Only in Los Angeles, it seems, could there be a basketball meltdown in the middle of July.
Only in a Southland summer could there be two prolific baseball teams, a historically prolific soccer player, and yet all anybody really cares about are puny initials.
What's up with A.I.? What's going on with L.O.?
For the sake of hardwood sanity in this hoops capital of the world, I come forward today with two pleas.
Please, Donald Sterling, do not be suckered into signing Allen Iverson.
Please, Jerry Buss, do whatever it takes to sign Lamar Odom.
Both owners are on the spot here, with resolutions coming any day now, and the predictions are mixed.
It's a good guess that Sterling will not impose his ticket-selling will on basketball boss Mike Dunleavy, who has reportedly done his due diligence and decided that Iverson would be a bad fit.
However, the guess on whether Buss will open his wallet and his mind to re-sign the Lakers' most important missing piece is anybody's guess, so we'll start there.
This is an owner who was so infatuated with Ron Artest, he allowed Trevor Ariza to walk without ever really giving him a chance to say he really wanted to stay.
Mitch Kupchak may be the face of the Artest acquisition, but Buss is the brains, Buss was the mandate, and, who knows, maybe he thinks Artest is such a tough guy he can replace two guys?
Artest is not. Artest cannot. If the Lakers do not re-sign Odom, they will not win a second consecutive championship, period, end of dynasty, and I'm thinking I'm not the only one who believes that.
A couple of weeks ago at his basketball camp, when asked whether he thought Odom was coming back, Kobe Bryant said, "He better be."
That should have been enough for Buss to sign Odom on the spot. Does he really want to pick a fight with his best player? Does he really want to act stronger than the guy who just carried his team to the championship?
Has he forgotten the madness of two summers ago? We've all seen Bryant rant and rave and pout. If the Lakers do not sign Lamar Odom, that previous outburst will seem like a giggle.
We're talking $4 million here. The Miami Heat is guaranteeing Odom an extra $4 million above the Lakers' guaranteed $30-million offer.
The Heat contract is for more years, thus less annual salary, but it's still about that $4 million, because the NBA culture values guaranteed money above all else.

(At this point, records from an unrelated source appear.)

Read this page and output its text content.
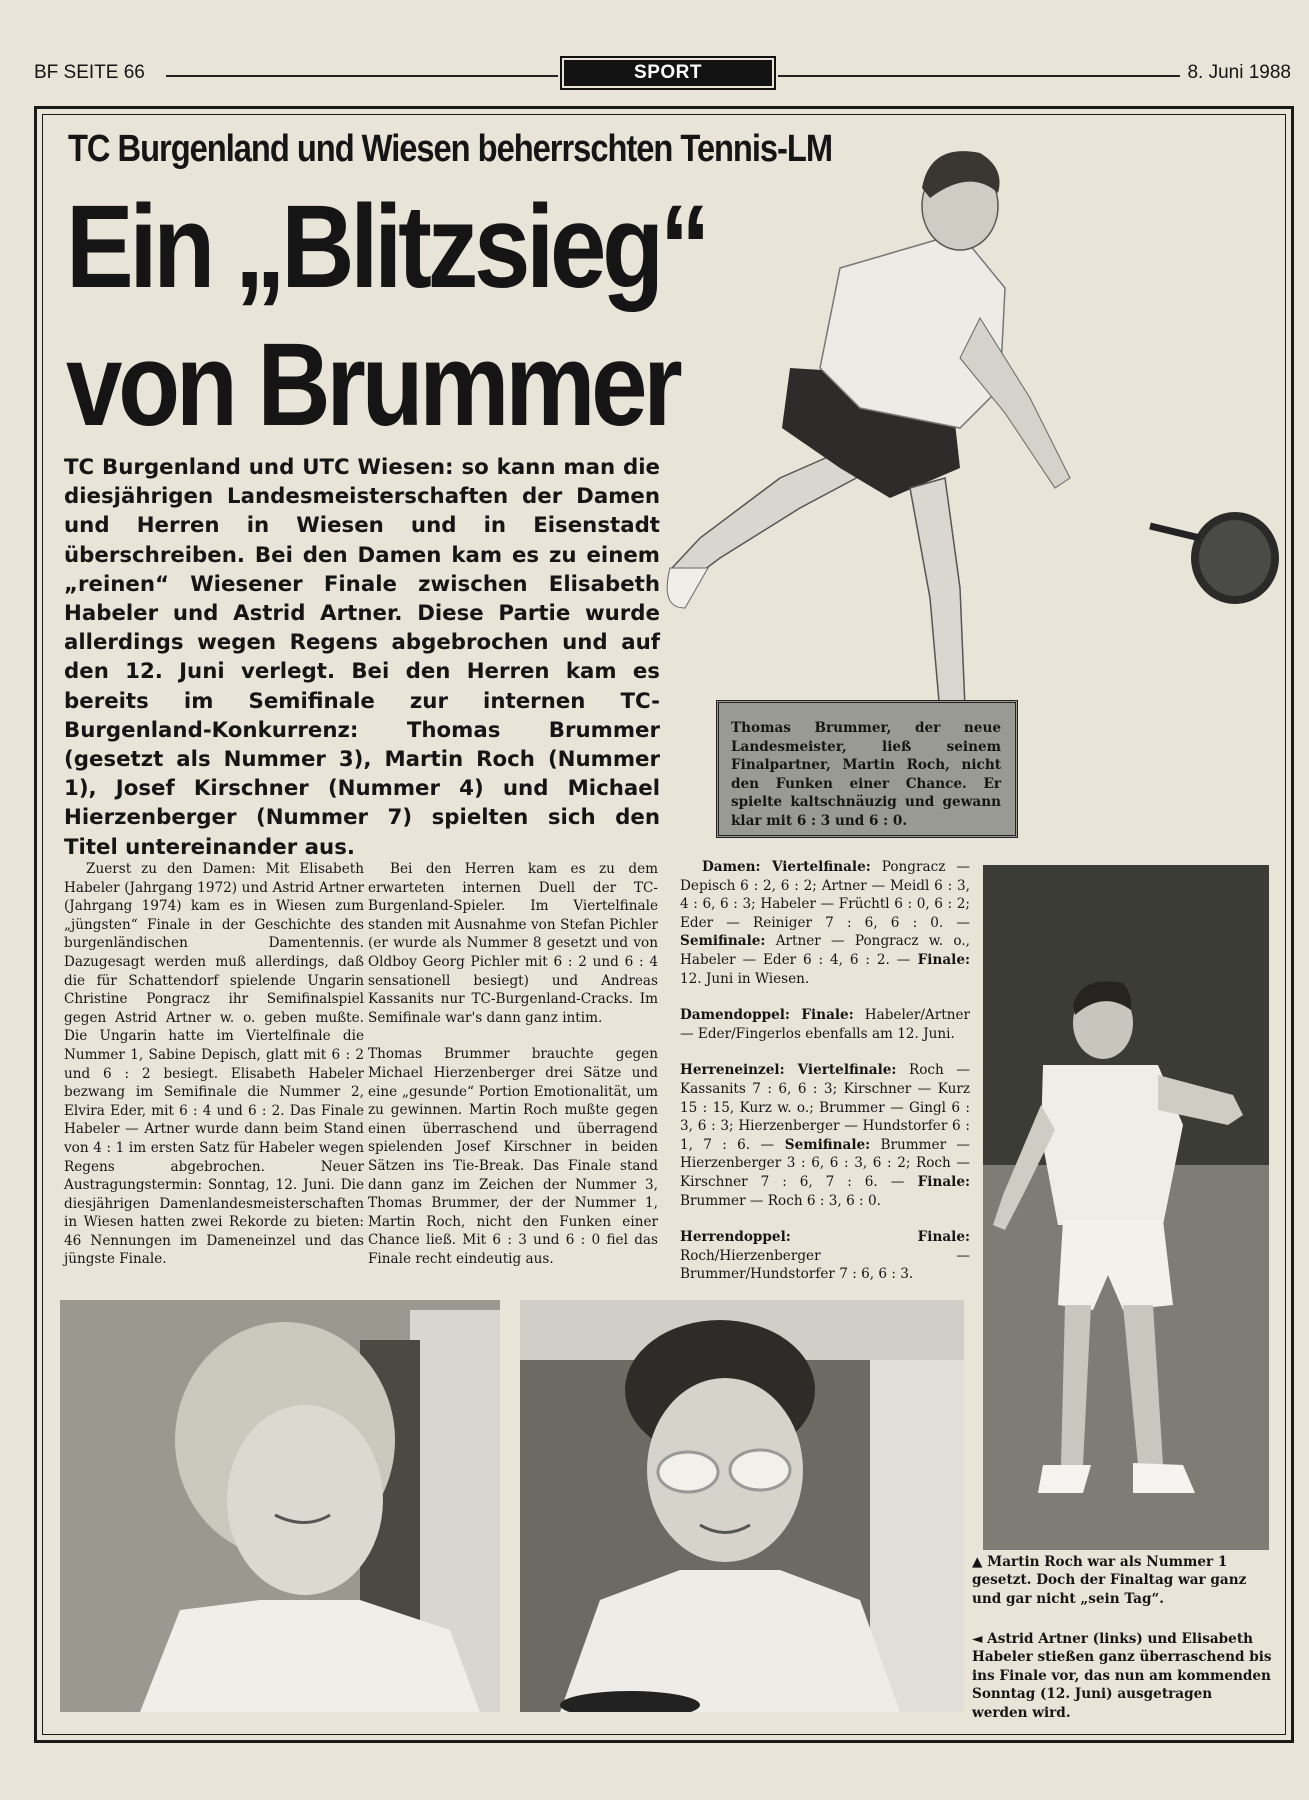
BF SEITE 66	SPORT	8. Juni 1988
TC Burgenland und Wiesen beherrschten Tennis-LM
Ein „Blitzsieg“
von Brummer
TC Burgenland und UTC Wiesen: so kann man die diesjährigen Landesmeisterschaften der Damen und Herren in Wiesen und in Eisenstadt überschreiben. Bei den Damen kam es zu einem „reinen“ Wiesener Finale zwischen Elisabeth Habeler und Astrid Artner. Diese Partie wurde allerdings wegen Regens abgebrochen und auf den 12. Juni verlegt. Bei den Herren kam es bereits im Semifinale zur internen TC-Burgenland-Konkurrenz: Thomas Brummer (gesetzt als Nummer 3), Martin Roch (Nummer 1), Josef Kirschner (Nummer 4) und Michael Hierzenberger (Nummer 7) spielten sich den Titel untereinander aus.

Zuerst zu den Damen: Mit Elisabeth Habeler (Jahrgang 1972) und Astrid Artner (Jahrgang 1974) kam es in Wiesen zum „jüngsten“ Finale in der Geschichte des burgenländischen Damentennis. Dazugesagt werden muß allerdings, daß die für Schattendorf spielende Ungarin Christine Pongracz ihr Semifinalspiel gegen Astrid Artner w. o. geben mußte. Die Ungarin hatte im Viertelfinale die Nummer 1, Sabine Depisch, glatt mit 6 : 2 und 6 : 2 besiegt. Elisabeth Habeler bezwang im Semifinale die Nummer 2, Elvira Eder, mit 6 : 4 und 6 : 2. Das Finale Habeler — Artner wurde dann beim Stand von 4 : 1 im ersten Satz für Habeler wegen Regens abgebrochen. Neuer Austragungstermin: Sonntag, 12. Juni. Die diesjährigen Damenlandesmeisterschaften in Wiesen hatten zwei Rekorde zu bieten: 46 Nennungen im Dameneinzel und das jüngste Finale.

Bei den Herren kam es zu dem erwarteten internen Duell der TC-Burgenland-Spieler. Im Viertelfinale standen mit Ausnahme von Stefan Pichler (er wurde als Nummer 8 gesetzt und von Oldboy Georg Pichler mit 6 : 2 und 6 : 4 sensationell besiegt) und Andreas Kassanits nur TC-Burgenland-Cracks. Im Semifinale war's dann ganz intim.

Thomas Brummer brauchte gegen Michael Hierzenberger drei Sätze und eine „gesunde“ Portion Emotionalität, um zu gewinnen. Martin Roch mußte gegen einen überraschend und überragend spielenden Josef Kirschner in beiden Sätzen ins Tie-Break. Das Finale stand dann ganz im Zeichen der Nummer 3, Thomas Brummer, der der Nummer 1, Martin Roch, nicht den Funken einer Chance ließ. Mit 6 : 3 und 6 : 0 fiel das Finale recht eindeutig aus.

Damen: Viertelfinale: Pongracz — Depisch 6 : 2, 6 : 2; Artner — Meidl 6 : 3, 4 : 6, 6 : 3; Habeler — Früchtl 6 : 0, 6 : 2; Eder — Reiniger 7 : 6, 6 : 0. — Semifinale: Artner — Pongracz w. o., Habeler — Eder 6 : 4, 6 : 2. — Finale: 12. Juni in Wiesen.

Damendoppel: Finale: Habeler/Artner — Eder/Fingerlos ebenfalls am 12. Juni.

Herreneinzel: Viertelfinale: Roch — Kassanits 7 : 6, 6 : 3; Kirschner — Kurz 15 : 15, Kurz w. o.; Brummer — Gingl 6 : 3, 6 : 3; Hierzenberger — Hundstorfer 6 : 1, 7 : 6. — Semifinale: Brummer — Hierzenberger 3 : 6, 6 : 3, 6 : 2; Roch — Kirschner 7 : 6, 7 : 6. — Finale: Brummer — Roch 6 : 3, 6 : 0.

Herrendoppel: Finale: Roch/Hierzenberger — Brummer/Hundstorfer 7 : 6, 6 : 3.

Thomas Brummer, der neue Landesmeister, ließ seinem Finalpartner, Martin Roch, nicht den Funken einer Chance. Er spielte kaltschnäuzig und gewann klar mit 6 : 3 und 6 : 0.
▲ Martin Roch war als Nummer 1 gesetzt. Doch der Finaltag war ganz und gar nicht „sein Tag“.
◄ Astrid Artner (links) und Elisabeth Habeler stießen ganz überraschend bis ins Finale vor, das nun am kommenden Sonntag (12. Juni) ausgetragen werden wird.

Odom, like many players, comes from an economically depressed background where sometimes even the sunrise was not a certainty. In locker rooms everywhere, players believe only in the guaranteed green, and who can blame them?
Buss needs to step up, swallow hard and give Odom that extra $4 million, even if it means he has to pay another $4 million in luxury tax.
That's four playoff games. That's less than one year for Trevor Ariza. A championship never came so cheap.
In any other year, this deal would already be done, there is no more decisive and competitive owner in sports than Buss. But something feels different here.
It was strange that Buss did not attend the team's championship-clinching game in Orlando, nor its victory parade or Coliseum celebration.
It was downright sad that, judging from a photo published by TMZ.com, Buss spent the parade playing cards by himself at the Bicycle Casino in Bell Gardens.
The owner has never seemed more awkwardly out of touch with his proud creation. And while Artest is clearly a better player than Ariza, to quickly make that move shows a lack of understanding of the locker-room chemistry that made the Lakers so great. Heck, even Kobe isn't sure they will be a better team with Ron-Ron.
The only way that move will not blow up the room is if Odom comes back to keep everyone calm.
He has become so much more than a matchup nightmare; he has become a coach's dream.
How many stars would agree to begin the game on the bench? How many veterans would not openly grumble when watching Andrew Bynum mess up the floor that he should be on?
Bring back Odom not only because of his playoff success, but also because of Bynum's playoff failures, important insurance against the distinct possibility that the kid just can't bring it for eight months.
Buss knows all this. That he pulled his offer off the table is just another card trick by a guy who obviously is still full of them.
But enough is enough. It's time for the invisible man to show the Lakers that he is still there.
Sign L.O., and do it as quickly as the Clippers are going to dump A.I.
That's what is happening down the hall, with Dunleavy finally realizing the foolishness of his suggestion after speaking to Iverson's former coaches and executives.
There was talk that Iverson was Sterling's idea, a way to juice ticket sales, but Dunleavy acknowledges that it was him.
"The guy is a great player, he's a warrior," said Dunleavy.
But Dunleavy was also reminded this week that the guy will split a locker room faster than a double-team, and that Iverson's after-hours influence on young guys such as Blake Griffin and Eric Gordon could outweigh his on-court lessons.
Dunleavy is supposed to meet with Iverson later this week but apparently it's only a formality; he wants the Clippers to stop chasing.
It is assumed Sterling will agree.
Just as the Poker Player needs to know when to hold them, the Donald needs to know when to fold them.